Interrogée, l’ambassade de Suède a confirmé suivre de près la situation. Depuis Dar es Salaam, Lars Halvardsson, conseiller et chef de chancellerie, a déclaré à BurundiDaily : « Nous sommes au courant de cette affaire et traitons tous les cas consulaires conformément à la législation suédoise. » Une réponse diplomatique prudente, mais qui marque déjà une internationalisation de l’affaire.
En s’en prenant à ses propres citoyens comme à ceux de la diaspora, le régime envoie un message sans équivoque : il ne se soucie plus de l’opinion internationale. De même, en se bornant à de simples déclarations symboliques, la communauté internationale — et tout particulièrement l’Union européenne, principal bailleur de fonds du régime burundais — manifeste son indifférence face aux exactions dont ses citoyens sont victimes. Pendant ce temps, l’aide continue de parvenir au régime, laquelle est détournée pour renforcer sa répression à l’encontre de sa propre population.

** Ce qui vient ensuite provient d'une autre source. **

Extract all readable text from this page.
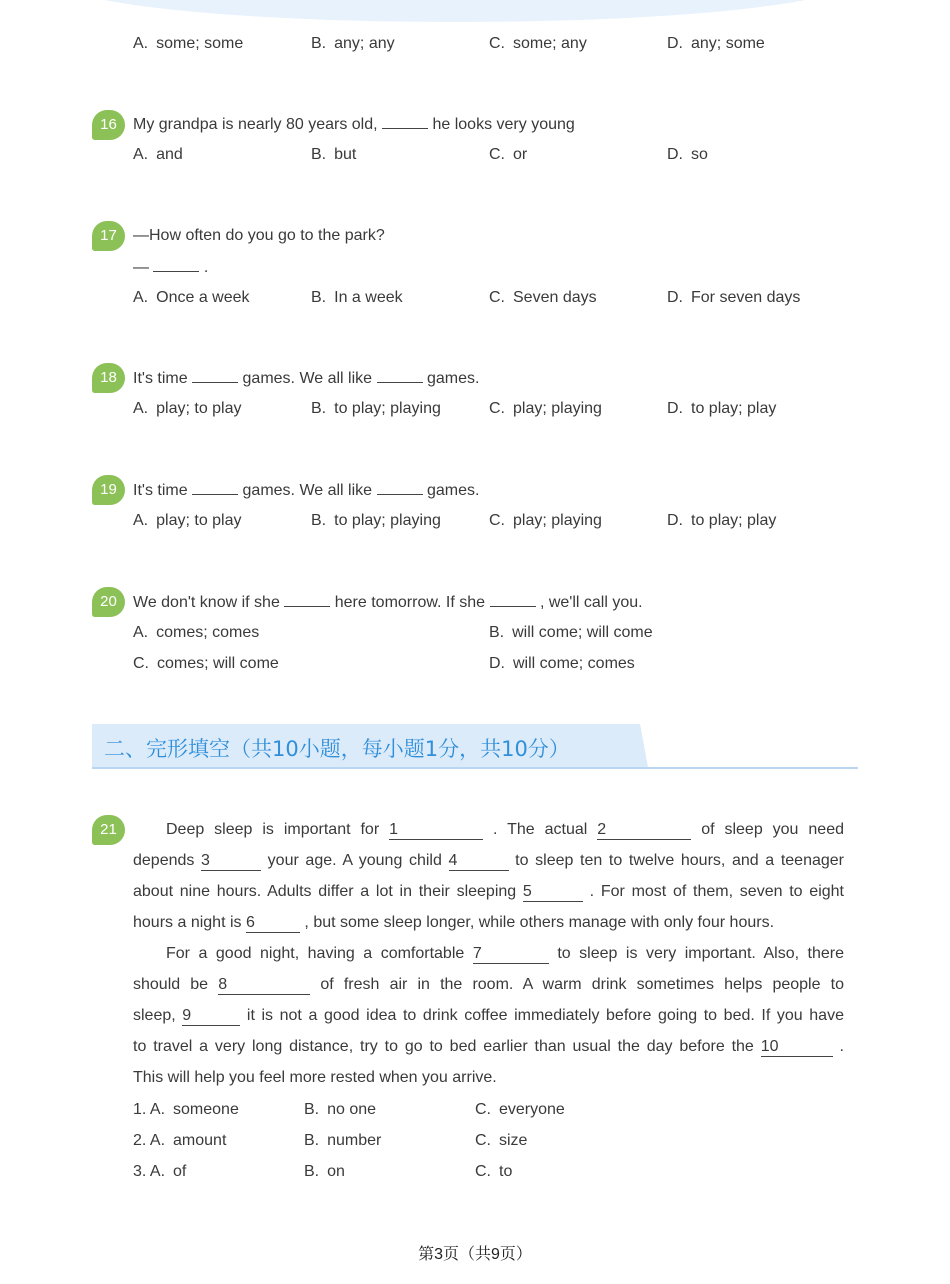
A. some; some	B. any; any	C. some; any	D. any; some
16	My grandpa is nearly 80 years old,	he looks very young
A. and	B. but	C. or	D. so
17	—How often do you go to the park?
—	.
A. Once a week	B. In a week	C. Seven days	D. For seven days
18	It's time	games. We all like	games.
A. play; to play	B. to play; playing	C. play; playing	D. to play; play
19	It's time	games. We all like	games.
A. play; to play	B. to play; playing	C. play; playing	D. to play; play
20	We don't know if she	here tomorrow. If she	, we'll call you.
A. comes; comes	B. will come; will come
C. comes; will come	D. will come; comes
二、完形填空（共10小题，每小题1分，共10分）
21	Deep sleep is important for 1	. The actual 2	of sleep you need
depends 3	your age. A young child 4	to sleep ten to twelve hours, and a teenager
about nine hours. Adults differ a lot in their sleeping 5	. For most of them, seven to eight
hours a night is 6	, but some sleep longer, while others manage with only four hours.
For a good night, having a comfortable 7	to sleep is very important. Also, there
should be 8	of fresh air in the room. A warm drink sometimes helps people to
sleep, 9	it is not a good idea to drink coffee immediately before going to bed. If you have
to travel a very long distance, try to go to bed earlier than usual the day before the 10	.
This will help you feel more rested when you arrive.
1. A. someone	B. no one	C. everyone
2. A. amount	B. number	C. size
3. A. of	B. on	C. to
第3页（共9页）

Face à ce scandale, le silence n’est plus une option. Si la communauté internationale — en particulier la Suède et l’Union européenne — se limite à des déclarations symboliques, elle cautionnera implicitement une politique de disparition et de peur. Un régime qui réduit ses citoyens ou membres de la diaspora au silence par la peur et la disparition ne mérite en aucun cas le moindre soutien, même symbolique, de la part de la communauté internationale.